For sophisticated pagans, Rome was the place to be, and if you couldn't be there, you should be at a nice estate in the countryside worked by slaves or someplace like Athens or Alexandria. For Jewish rulers at Jerusalem, Galilee was a rural backwater whose residents were religiously suspect.

Then factor in social class. Both pagan and Jewish elites lived off of the labor and sufferings of the lower classes, whether of peasants or slaves or others teetering on the edge of oblivion. The gospels refer to Jesus as a tekton, which has traditionally been translated as carpenter but can mean any kind of manual laborer.

In a world where food security was not a given for most people and was tied to the land, a tekton would often be a landless peasant living a life even more precarious than that of those who tried to scratch a life from the soil and had to render up their surplus--and often their necessities--to the ruling classes.

Jesus knew all about living on the edge. He pretty much stayed there all his natural life.

Then factor in official credentials. Not only was he considered to be a lower class hick, but he had no official sanction to do the kind of stuff he was doing. Over and over in the gospels, people keep wondering "Who is this guy anyway? What's he think he's doing talking and acting this way?"

So the next time you get called a hick, smile, thank the person, and say you're in some pretty good company.

THE WORKER IS WORTHY OF HIS HIRE. According to a new report from the Center for Economic and Policy Research,

Unionization substantially raises wages and benefits even in typically low-wage occupations, according to "Unions and Upward Mobility for Low- Wage Workers", a report released today by the Center for Economic and Policy Research and Inclusion.

The report, which analyzed 15 of the lowest-paying occupations in the United States, found that unionized workers earned about 16 percent more than their non-union counterparts. Unionized workers in these same industries were also about 25 percentage points more likely to have health insurance or a pension plan.

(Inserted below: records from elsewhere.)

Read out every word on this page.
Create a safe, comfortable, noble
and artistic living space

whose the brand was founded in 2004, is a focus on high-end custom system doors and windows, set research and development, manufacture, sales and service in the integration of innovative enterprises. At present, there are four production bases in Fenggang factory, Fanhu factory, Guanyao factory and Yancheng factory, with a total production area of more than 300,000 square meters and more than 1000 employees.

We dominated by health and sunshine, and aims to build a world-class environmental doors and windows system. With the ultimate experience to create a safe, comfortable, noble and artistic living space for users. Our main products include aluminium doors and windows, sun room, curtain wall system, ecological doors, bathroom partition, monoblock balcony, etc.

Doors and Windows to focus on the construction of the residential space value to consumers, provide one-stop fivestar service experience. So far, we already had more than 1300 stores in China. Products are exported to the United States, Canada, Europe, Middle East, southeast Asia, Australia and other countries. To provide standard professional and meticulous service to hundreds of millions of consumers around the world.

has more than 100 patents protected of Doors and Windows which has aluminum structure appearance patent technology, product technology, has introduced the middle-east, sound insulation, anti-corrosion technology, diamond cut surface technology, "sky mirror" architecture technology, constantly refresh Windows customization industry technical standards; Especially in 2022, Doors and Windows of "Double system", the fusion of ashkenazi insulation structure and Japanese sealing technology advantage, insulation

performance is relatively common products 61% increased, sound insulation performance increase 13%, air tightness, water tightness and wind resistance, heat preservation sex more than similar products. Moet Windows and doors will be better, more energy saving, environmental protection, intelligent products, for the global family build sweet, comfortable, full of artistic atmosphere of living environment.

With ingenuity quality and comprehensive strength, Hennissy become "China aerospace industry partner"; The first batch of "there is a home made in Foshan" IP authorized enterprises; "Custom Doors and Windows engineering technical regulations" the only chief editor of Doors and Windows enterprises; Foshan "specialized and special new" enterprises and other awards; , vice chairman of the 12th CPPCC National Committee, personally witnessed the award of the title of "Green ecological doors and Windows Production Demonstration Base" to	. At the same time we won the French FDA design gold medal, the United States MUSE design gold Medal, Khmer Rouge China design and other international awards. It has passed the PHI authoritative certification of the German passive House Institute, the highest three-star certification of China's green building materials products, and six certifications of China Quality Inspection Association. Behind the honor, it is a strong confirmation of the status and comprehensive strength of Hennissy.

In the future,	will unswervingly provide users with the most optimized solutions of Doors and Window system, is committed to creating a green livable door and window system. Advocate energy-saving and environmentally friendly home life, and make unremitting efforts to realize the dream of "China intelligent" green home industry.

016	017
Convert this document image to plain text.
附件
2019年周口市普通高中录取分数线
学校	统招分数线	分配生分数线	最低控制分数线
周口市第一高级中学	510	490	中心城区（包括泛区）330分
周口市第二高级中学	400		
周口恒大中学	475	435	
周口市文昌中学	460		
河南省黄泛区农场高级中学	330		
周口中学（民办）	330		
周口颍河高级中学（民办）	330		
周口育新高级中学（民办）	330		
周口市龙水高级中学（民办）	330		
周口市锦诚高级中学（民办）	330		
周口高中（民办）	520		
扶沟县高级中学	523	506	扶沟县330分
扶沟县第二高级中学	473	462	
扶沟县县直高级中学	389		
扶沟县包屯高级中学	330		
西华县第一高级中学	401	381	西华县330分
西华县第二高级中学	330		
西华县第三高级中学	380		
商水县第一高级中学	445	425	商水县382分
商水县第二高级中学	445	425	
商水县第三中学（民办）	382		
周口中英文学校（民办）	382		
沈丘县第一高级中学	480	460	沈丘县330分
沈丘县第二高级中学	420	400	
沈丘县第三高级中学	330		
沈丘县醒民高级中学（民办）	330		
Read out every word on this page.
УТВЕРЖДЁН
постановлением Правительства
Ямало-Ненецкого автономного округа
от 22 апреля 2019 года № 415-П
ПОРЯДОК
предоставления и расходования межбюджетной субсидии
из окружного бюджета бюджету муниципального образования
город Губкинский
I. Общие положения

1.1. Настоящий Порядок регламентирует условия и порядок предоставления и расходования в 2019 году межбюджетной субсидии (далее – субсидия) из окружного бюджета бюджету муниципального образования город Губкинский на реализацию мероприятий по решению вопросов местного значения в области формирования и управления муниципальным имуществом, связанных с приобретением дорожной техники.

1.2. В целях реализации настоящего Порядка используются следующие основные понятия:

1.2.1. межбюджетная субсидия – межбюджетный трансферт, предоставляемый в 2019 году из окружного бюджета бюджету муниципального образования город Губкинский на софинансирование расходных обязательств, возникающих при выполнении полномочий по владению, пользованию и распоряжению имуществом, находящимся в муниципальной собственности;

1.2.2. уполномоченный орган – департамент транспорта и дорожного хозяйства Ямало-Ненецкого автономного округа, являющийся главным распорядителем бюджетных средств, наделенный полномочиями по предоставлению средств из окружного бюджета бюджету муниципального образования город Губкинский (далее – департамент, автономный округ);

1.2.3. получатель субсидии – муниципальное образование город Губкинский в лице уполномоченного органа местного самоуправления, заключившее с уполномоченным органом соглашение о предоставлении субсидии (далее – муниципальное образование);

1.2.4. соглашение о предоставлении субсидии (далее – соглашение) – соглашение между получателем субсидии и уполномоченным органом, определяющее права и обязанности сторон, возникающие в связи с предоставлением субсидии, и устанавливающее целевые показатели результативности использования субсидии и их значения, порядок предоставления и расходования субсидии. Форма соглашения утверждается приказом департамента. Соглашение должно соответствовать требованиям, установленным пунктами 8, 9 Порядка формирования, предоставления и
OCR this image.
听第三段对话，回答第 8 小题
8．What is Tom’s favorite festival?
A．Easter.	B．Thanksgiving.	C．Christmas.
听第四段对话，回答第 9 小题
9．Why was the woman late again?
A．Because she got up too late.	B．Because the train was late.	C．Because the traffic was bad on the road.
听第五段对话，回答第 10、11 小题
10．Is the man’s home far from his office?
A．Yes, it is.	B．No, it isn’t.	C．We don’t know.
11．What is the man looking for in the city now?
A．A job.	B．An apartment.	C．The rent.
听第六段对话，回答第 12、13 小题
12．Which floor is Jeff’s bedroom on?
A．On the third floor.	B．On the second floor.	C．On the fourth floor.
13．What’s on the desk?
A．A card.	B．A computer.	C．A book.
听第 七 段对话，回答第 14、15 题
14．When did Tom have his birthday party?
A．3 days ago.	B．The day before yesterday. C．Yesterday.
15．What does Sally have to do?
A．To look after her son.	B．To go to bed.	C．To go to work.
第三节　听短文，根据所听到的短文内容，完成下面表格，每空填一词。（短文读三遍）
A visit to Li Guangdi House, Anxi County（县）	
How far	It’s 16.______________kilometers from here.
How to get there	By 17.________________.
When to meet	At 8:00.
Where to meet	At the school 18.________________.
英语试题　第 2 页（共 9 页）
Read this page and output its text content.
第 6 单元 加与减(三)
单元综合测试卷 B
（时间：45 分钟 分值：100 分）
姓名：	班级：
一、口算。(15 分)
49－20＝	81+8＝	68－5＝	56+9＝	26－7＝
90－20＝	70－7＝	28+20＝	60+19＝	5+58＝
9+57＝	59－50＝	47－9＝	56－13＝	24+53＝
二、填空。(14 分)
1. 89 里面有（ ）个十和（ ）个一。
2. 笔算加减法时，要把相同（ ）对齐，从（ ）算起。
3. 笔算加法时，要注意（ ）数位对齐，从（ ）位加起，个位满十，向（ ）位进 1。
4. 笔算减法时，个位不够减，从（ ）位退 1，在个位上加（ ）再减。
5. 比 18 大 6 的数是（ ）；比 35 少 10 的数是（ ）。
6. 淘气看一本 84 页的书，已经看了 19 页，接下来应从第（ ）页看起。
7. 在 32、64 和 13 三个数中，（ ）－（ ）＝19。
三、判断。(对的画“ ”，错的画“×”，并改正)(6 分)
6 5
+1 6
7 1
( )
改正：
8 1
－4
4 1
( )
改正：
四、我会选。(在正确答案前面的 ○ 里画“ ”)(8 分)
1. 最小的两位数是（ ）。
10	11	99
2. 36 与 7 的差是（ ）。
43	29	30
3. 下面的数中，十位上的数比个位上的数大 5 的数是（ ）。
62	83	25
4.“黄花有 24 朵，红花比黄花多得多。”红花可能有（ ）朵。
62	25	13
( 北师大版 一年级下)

For workers in these low-wage industries, unionization raised their wages, on average, about $1.75 per hour. In financial terms, the union effect on employer-provided health insurance and pensions was even larger.


SUFFER THE LITTLE CHILDREN... Here's an elegant response from Paul Krugman to the right wing attack on the Children's Health Insurance Program.

BUILT ON SAND. Excerpt from a long but good article in the New Republic about our neglected infrastructure:

Here is Adam Smith in The Wealth of Nations: it is the "duty of the sovereign or commonwealth" to erect and to maintain "public institutions and those public works, which, though they may be in the highest degree advantageous to a great society, are, however, of such a nature that the profit could never repay the expense to any individual or small number of individuals, and which it therefore cannot be expected that any individual or small number of individuals should erect or maintain." Infrastructure is the classic public good that the free market does not and cannot provide. On the scale that is necessary, only the federal government can make the difference.